Inoltre secondo i dati forniti dal Dossier e quindi dalle interviste,nonostante tutto oltre il 64% dei ragazzi è impegnato in attività a favore di altri giovani e il 13,6 si applica nella promozione della pace, ed è un dato positivo e sorprendente. Cosa fare per loro? Lo abbiamo chiesto a monsignor Antoine Audo vescovo di Aleppo e presidente di Caritas Siria:

“Si deve fare il primo passo.
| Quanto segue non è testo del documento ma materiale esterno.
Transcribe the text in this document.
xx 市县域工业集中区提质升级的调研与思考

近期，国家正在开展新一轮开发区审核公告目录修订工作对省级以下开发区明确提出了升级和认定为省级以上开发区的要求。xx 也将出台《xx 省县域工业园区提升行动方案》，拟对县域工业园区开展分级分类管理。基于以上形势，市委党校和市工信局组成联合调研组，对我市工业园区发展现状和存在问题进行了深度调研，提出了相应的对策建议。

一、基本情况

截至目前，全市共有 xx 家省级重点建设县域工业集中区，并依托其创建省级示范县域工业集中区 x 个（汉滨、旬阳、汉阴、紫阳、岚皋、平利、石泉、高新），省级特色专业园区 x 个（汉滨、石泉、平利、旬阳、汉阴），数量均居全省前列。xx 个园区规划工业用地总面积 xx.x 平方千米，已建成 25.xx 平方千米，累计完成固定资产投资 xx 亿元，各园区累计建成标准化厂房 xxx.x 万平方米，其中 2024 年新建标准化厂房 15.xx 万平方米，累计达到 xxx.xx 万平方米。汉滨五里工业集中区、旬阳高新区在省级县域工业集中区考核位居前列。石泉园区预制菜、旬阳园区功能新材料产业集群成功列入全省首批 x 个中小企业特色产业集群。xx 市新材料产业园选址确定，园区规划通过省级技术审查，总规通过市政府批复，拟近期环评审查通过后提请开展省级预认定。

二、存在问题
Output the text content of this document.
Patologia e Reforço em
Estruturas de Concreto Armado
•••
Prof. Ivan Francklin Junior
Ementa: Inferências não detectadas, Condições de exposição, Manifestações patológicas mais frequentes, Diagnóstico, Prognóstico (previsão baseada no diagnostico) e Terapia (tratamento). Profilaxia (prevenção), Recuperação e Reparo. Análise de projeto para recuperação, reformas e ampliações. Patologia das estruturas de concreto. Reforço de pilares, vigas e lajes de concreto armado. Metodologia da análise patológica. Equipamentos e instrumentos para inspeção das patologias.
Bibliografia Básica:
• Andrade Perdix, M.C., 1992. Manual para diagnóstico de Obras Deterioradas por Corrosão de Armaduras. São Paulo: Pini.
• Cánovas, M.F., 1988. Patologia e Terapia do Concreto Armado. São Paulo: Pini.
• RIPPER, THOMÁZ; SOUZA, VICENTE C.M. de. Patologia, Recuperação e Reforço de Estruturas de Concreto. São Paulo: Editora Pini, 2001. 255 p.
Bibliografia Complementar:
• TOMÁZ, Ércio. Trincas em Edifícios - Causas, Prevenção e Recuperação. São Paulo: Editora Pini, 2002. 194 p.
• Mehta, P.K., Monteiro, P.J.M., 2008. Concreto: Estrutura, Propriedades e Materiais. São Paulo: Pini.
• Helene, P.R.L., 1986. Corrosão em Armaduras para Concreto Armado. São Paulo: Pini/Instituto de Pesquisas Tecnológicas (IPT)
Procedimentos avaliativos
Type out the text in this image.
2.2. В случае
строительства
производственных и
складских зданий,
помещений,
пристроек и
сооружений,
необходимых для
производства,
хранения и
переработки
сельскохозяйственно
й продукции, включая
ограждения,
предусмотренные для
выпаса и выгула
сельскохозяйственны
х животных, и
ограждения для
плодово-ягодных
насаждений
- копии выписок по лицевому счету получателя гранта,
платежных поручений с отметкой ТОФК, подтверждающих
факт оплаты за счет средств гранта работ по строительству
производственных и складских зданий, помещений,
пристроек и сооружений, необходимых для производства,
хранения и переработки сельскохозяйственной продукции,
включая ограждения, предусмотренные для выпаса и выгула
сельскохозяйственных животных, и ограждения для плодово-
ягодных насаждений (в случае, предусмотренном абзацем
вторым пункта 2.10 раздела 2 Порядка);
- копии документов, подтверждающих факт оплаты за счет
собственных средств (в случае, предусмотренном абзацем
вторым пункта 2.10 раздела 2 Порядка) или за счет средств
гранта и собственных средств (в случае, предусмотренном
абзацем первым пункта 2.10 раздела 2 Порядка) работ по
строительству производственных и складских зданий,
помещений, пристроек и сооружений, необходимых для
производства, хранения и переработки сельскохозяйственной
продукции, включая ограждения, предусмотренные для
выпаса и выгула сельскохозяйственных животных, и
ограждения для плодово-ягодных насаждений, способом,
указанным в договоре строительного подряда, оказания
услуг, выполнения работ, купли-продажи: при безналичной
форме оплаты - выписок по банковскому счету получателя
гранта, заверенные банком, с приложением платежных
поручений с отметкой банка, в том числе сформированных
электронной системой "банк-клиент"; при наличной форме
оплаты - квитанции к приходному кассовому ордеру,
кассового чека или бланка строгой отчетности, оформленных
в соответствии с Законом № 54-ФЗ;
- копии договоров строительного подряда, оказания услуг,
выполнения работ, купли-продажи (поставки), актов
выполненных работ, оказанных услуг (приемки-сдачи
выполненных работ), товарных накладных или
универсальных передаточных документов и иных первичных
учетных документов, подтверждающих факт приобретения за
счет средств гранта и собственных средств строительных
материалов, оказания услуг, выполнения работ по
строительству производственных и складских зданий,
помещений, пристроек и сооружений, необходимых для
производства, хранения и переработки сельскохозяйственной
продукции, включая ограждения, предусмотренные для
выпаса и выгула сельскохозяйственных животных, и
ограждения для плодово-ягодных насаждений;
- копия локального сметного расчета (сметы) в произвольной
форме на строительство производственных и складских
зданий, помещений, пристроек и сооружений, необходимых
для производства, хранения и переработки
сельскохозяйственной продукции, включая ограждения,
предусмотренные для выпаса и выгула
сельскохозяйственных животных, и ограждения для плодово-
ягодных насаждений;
Aiutare ad avere un lavoro, per guadagnare la loro vita, dare una formazione, una educazione, questa è la strada”.

Per aiutare i giovani e tutta la Siria, continua mons Audo, occorre non trovare soluzioni dall'esterno ma promuovere dialogo e riconcilizione specie a livello  religioso:  

“Si deve sostenere a livello internazionale, con americani e russi e a livello regionale, un vero dialogo tra sunniti e sciiti, che hanno un’influenza sull’interno della Siria come società, come governo, come religione. Si deve continuare su questa strada, e non vendere armi e continuare a distruggere la Siria: perché questo è il progetto, come hanno distrutto l’Iraq, la Libia,c’è una determinazione in questo senso”.